The city's lease agreement with Trammell Crow is for 65 years with an optional 35-year extension.

The lease agreement includes a graduated schedule that requires Trammell Crow to pay the Redevelopment Agency $100,000 the first year. The lease payments will jump to $1.08 million by the seventh year. After the 11th year, increases in the lease payments will be based on the consumer price index.

An environmental impact study of the project identified two significant negative effects--more air pollution and the loss of part of the distinctive wall.

The air pollution will be generated from an estimated 19,000 trips a day to the complex by cars, buses and other vehicles, according to the environmental impact report.

Removing the section of wall probably will render the old tire plant ineligible for placement on the National Register of Historic Places, the report said.

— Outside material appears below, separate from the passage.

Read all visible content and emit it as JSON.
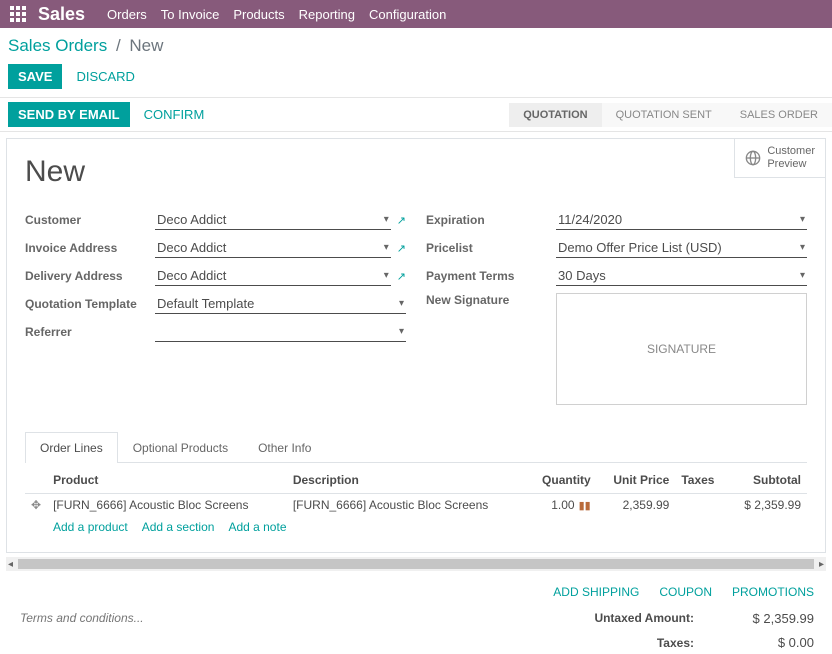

Commerce officials, who planned to develop the site, never asked that the building be included on the National Register. There are restrictions against altering a building on the register.

But McCarthy said the lease agreement prohibits Trammell Crow from removing any more of the wall than now planned.

The City Council found that the benefits of the project, including the revenue for the city and the jobs it will create, outweighed the negative impacts.

"It's going to be wonderful to see those buildings up when you drive by on the freeway," Aldaco said.